The paper tackles the problem of automating cell nuclei instance segmentation and classification in medical images to reduce manual annotation workload, but finds that incorporating context and attention mechanisms into existing models does not yield significant performance improvements, with no concrete numbers provided.

Manually annotating nuclei from the gigapixel Hematoxylin and Eosin (H&E)-stained Whole Slide Images (WSIs) is a laborious and costly task, meaning automated algorithms for cell nuclei instance segmentation and classification could alleviate the workload of pathologists and clinical researchers and at the same time facilitate the automatic extraction of clinically interpretable features.

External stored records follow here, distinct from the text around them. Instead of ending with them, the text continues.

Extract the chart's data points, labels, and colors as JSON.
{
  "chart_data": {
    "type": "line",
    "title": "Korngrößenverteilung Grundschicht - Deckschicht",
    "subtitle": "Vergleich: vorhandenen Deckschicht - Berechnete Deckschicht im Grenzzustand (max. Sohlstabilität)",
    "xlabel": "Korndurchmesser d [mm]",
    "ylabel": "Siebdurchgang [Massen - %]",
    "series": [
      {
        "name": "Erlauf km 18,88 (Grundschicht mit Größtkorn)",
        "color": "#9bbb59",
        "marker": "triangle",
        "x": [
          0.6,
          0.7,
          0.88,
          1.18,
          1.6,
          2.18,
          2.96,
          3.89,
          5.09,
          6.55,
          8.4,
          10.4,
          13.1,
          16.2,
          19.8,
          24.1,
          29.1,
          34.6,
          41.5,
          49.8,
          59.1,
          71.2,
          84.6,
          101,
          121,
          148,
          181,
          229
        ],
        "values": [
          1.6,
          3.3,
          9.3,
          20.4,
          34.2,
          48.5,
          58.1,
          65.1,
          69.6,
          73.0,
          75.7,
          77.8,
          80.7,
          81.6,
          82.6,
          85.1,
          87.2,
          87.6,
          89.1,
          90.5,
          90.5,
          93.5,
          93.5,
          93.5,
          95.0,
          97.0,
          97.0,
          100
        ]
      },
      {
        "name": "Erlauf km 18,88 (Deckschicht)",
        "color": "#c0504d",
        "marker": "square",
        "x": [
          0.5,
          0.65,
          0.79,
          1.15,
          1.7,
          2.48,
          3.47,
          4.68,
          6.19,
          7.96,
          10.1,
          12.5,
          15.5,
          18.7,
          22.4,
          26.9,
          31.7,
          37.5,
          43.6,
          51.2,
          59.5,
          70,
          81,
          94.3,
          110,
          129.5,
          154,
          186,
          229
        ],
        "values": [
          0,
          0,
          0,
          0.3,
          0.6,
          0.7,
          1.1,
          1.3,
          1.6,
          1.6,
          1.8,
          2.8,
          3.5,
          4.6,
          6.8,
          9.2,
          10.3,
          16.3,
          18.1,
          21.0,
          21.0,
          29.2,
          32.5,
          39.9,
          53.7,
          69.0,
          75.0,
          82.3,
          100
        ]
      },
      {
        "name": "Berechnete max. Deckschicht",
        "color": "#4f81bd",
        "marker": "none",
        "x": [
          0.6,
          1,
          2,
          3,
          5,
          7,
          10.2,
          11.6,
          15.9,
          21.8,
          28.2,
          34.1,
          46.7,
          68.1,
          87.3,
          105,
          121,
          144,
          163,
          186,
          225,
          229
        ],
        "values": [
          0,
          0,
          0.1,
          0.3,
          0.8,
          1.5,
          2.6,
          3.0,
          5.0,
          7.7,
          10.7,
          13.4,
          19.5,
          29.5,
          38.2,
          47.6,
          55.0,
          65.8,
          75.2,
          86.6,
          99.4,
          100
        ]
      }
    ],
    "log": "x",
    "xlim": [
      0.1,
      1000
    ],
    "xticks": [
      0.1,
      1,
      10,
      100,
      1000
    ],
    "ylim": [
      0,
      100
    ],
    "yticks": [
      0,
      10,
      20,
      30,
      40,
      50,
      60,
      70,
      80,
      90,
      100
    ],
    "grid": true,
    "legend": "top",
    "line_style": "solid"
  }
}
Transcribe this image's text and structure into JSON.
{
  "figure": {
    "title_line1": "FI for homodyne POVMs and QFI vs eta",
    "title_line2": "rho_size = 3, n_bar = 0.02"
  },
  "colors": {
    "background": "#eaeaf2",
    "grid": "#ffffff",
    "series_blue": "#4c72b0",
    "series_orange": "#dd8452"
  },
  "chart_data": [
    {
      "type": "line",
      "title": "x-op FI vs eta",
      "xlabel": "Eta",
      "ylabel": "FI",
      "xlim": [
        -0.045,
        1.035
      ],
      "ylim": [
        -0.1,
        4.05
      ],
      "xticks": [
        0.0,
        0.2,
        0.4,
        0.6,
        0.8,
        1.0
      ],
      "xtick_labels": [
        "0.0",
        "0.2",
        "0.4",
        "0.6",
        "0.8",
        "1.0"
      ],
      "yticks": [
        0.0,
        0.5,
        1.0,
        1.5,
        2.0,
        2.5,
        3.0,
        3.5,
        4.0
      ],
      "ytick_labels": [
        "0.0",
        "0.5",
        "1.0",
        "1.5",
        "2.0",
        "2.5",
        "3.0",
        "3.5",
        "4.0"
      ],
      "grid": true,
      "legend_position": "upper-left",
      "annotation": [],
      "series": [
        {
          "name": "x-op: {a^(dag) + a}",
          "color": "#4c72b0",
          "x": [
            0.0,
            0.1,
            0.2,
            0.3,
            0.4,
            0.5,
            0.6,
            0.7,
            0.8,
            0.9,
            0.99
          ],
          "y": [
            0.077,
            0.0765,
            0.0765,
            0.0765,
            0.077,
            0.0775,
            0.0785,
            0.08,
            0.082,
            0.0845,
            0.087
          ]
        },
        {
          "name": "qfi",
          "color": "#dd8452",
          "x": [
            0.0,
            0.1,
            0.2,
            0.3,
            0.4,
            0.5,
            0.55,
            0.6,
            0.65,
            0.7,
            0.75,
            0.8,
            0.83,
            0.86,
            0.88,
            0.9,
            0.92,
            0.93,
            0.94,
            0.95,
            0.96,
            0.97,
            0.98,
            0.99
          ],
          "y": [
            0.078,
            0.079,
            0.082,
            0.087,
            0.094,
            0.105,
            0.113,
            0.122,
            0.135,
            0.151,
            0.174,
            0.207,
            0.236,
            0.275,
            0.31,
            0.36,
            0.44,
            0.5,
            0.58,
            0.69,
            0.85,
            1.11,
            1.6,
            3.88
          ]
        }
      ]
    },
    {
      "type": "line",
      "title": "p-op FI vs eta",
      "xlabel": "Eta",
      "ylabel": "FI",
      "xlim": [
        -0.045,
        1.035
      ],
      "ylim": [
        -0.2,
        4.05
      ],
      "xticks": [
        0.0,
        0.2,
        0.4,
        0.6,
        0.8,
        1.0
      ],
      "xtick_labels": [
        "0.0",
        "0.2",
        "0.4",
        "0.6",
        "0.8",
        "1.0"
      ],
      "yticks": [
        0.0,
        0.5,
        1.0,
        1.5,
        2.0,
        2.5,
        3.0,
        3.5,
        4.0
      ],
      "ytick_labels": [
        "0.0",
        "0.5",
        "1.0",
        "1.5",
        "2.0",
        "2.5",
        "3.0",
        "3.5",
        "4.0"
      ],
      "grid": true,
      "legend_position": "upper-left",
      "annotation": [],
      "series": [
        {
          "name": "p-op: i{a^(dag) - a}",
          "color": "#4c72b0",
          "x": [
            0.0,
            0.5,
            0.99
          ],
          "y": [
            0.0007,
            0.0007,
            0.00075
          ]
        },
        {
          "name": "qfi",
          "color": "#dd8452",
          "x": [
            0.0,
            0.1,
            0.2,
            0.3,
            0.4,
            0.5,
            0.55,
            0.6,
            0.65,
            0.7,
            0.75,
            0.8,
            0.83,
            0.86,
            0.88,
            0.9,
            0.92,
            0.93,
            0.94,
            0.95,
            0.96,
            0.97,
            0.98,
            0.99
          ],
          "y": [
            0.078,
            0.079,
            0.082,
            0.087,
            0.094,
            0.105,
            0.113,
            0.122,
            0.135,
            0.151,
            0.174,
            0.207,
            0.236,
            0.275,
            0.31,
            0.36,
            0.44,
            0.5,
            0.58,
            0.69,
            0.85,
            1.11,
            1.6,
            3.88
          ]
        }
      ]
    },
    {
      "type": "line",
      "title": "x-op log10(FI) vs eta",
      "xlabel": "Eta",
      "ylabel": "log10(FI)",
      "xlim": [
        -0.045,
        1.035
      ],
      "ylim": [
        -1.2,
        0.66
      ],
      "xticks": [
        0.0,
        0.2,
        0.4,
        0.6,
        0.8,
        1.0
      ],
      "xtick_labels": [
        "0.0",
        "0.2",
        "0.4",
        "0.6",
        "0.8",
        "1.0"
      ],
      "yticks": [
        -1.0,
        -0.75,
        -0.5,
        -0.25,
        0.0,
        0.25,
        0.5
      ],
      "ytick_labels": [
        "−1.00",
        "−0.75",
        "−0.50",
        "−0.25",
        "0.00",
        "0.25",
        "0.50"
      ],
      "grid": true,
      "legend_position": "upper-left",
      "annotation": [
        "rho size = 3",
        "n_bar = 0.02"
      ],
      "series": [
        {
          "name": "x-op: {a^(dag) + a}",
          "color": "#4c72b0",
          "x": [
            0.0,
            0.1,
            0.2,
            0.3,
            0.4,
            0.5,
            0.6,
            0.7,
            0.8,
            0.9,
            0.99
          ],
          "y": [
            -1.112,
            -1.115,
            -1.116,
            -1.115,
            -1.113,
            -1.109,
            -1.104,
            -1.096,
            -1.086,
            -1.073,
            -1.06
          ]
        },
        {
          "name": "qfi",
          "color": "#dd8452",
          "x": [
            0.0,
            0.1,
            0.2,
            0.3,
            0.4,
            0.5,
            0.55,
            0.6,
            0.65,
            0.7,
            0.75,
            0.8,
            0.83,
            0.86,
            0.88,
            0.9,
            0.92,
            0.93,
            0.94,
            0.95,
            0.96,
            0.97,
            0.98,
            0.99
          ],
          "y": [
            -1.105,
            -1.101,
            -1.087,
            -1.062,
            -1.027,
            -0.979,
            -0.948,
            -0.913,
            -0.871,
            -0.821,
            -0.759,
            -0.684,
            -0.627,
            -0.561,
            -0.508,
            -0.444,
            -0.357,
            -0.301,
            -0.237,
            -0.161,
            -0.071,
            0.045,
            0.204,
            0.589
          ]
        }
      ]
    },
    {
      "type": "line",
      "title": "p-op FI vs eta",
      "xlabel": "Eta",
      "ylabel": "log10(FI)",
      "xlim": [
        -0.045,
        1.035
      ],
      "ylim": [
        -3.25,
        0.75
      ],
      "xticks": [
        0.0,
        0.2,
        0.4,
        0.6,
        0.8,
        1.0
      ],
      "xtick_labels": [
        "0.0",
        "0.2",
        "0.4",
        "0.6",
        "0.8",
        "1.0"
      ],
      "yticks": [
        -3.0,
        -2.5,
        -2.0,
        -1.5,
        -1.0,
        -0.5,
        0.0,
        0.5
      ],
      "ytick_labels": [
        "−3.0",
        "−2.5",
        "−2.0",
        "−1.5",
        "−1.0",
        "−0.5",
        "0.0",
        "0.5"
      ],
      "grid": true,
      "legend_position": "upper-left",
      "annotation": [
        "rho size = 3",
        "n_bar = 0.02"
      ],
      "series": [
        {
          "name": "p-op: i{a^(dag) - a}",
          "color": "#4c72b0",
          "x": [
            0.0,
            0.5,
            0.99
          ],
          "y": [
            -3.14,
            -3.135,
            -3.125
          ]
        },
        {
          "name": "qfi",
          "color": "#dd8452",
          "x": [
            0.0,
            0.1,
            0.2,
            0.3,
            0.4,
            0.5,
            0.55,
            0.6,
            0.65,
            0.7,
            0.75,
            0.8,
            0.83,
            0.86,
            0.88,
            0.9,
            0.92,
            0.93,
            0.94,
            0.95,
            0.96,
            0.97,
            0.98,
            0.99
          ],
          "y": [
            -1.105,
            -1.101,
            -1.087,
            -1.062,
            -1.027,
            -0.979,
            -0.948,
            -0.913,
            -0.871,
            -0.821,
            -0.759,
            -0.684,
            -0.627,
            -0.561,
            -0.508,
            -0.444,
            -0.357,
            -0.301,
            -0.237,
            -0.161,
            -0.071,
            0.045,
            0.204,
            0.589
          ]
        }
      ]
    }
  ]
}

But due to high intra- and inter-class variability of nuclei morphological and chromatic features, as well as H&E-stains susceptibility to artefacts, state-of-the-art algorithms cannot correctly detect and classify instances with the necessary performance. In this work, we hypothesise context and attention inductive biases in artificial neural networks (ANNs) could increase the generalization of algorithms for cell nuclei instance segmentation and classification. We conduct a thorough survey on context and attention methods for cell nuclei instance segmentation and classification from H&E-stained microscopy imaging, while providing a comprehensive discussion of the challenges being tackled with context and attention. Besides, we illustrate some limitations of current approaches and present ideas for future research. As a case study, we extend both a general instance segmentation and classification method (Mask-RCNN) and a tailored cell nuclei instance segmentation and classification model (HoVer-Net) with context- and attention-based mechanisms, and do a comparative analysis on a multi-centre colon nuclei identification and counting dataset. Although pathologists rely on context at multiple levels while paying attention to specific Regions of Interest (RoIs) when analysing and annotating WSIs, our findings suggest translating that domain knowledge into algorithm design is no trivial task, but to fully exploit these mechanisms, the scientific understanding of these methods should be addressed.